Object-Centric Learning with Slot Mixture Module
Daniil Kirilenko, Vitaliy Vorobyov, Alexey K. Kovalev, Aleksandr I. Panov
TL;DR
This work introduces the Slot Mixture Module (SMM), a Gaussian Mixture Model based extension to object-centric learning that represents each slot by a mean $μ_k$ and a diagonal covariance $Σ_{diag,k}$, and uses neural updates in place of traditional EM. By incorporating both cluster centers and inter-cluster distances through priors $π_k$, SMM yields richer slot representations that improve performance on set-property prediction and image reconstruction while enabling concept sampling.
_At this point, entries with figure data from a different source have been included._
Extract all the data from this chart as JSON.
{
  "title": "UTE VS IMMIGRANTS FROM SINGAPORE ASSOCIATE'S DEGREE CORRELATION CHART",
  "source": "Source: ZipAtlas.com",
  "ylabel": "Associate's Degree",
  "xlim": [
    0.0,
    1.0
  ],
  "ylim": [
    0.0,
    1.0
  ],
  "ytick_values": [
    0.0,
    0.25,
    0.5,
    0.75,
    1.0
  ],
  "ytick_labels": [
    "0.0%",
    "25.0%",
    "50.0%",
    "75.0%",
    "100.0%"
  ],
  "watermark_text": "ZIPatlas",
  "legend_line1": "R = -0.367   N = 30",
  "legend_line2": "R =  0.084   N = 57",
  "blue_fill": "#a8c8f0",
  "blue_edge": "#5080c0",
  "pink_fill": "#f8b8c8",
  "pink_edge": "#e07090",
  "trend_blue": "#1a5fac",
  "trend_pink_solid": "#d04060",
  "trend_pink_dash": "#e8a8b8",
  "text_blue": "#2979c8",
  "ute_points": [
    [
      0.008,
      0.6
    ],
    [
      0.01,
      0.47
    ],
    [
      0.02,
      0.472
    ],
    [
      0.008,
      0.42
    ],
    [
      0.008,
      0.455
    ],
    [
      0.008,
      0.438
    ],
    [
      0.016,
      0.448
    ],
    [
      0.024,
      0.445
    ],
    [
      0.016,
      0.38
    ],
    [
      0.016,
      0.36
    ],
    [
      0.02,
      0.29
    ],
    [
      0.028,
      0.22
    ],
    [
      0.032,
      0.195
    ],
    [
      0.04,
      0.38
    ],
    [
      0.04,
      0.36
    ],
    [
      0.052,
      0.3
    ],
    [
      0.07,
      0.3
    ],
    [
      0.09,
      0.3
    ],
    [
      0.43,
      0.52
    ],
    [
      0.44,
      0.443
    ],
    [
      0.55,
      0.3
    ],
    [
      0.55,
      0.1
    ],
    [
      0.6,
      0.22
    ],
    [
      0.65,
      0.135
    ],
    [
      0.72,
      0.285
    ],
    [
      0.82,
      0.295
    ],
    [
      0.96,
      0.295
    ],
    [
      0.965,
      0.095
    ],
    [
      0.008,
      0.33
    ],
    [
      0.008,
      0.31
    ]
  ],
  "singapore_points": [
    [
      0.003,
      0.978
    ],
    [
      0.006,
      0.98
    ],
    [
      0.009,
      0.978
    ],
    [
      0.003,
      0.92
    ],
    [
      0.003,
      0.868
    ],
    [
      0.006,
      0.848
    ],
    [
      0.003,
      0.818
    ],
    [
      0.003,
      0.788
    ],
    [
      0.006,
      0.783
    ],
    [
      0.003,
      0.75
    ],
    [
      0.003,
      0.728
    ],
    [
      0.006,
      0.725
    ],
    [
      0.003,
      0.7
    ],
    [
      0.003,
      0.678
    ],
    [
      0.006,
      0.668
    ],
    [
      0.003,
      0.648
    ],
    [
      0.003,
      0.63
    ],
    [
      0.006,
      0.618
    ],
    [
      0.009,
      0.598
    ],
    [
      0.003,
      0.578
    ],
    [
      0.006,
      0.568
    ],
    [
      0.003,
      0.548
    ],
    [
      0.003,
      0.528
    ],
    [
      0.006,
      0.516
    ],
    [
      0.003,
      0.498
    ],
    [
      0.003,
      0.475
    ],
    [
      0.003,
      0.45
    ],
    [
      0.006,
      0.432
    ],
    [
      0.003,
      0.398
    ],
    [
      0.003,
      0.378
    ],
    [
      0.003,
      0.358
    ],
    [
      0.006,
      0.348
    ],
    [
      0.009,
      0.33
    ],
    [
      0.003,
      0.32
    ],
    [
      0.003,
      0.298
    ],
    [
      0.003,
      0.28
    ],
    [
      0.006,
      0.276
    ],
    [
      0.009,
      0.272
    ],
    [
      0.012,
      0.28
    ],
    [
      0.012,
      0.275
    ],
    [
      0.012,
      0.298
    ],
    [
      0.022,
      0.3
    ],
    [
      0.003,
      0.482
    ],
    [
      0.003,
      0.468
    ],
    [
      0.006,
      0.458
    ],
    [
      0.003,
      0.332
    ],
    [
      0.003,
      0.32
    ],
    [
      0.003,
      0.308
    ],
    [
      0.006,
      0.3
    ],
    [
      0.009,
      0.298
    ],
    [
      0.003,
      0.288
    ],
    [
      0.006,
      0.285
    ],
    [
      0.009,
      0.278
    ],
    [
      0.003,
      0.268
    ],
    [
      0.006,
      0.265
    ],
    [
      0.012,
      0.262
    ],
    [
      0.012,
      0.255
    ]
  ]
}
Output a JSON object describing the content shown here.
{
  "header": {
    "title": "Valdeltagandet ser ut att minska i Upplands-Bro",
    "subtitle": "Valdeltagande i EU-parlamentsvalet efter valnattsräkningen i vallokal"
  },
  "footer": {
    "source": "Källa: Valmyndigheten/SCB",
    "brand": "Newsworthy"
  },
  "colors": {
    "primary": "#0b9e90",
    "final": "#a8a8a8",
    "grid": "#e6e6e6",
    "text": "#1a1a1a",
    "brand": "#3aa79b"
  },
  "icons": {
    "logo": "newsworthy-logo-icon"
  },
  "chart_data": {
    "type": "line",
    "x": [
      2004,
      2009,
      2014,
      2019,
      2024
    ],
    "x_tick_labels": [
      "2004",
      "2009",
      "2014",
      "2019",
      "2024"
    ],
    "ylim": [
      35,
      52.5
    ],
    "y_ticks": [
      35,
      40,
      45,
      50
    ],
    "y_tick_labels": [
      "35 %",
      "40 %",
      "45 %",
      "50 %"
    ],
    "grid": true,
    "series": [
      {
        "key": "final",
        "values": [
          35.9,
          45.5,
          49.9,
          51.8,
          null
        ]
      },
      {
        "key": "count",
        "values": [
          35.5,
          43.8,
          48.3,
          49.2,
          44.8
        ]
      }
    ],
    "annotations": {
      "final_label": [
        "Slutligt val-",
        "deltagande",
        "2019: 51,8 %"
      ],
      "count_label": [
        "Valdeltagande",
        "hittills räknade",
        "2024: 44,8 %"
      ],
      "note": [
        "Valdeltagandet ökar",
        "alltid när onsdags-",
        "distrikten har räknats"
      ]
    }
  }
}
Across CLEVR, CLEVR-Mirror, ShapeStacks, ClevrTex, and COCO datasets, SMM achieves state-of-the-art results on stringent set-prediction thresholds and outperforms Slot Attention baselines on object discovery tasks. The approach advances robust, editable object-centric representations with potential benefits for reasoning, planning, and controllable scene editing in more complex, real-world data.
Abstract
Object-centric architectures usually apply a differentiable module to the entire feature map to decompose it into sets of entity representations called slots. Some of these methods structurally resemble clustering algorithms, where the cluster's center in latent space serves as a slot representation. Slot Attention is an example of such a method, acting as a learnable analog of the soft k-means algorithm. Our work employs a learnable clustering method based on the Gaussian Mixture Model. Unlike other approaches, we represent slots not only as centers of clusters but also incorporate information about the distance between clusters and assigned vectors, leading to more expressive slot representations. Our experiments demonstrate that using this approach instead of Slot Attention improves performance in object-centric scenarios, achieving state-of-the-art results in the set property prediction task.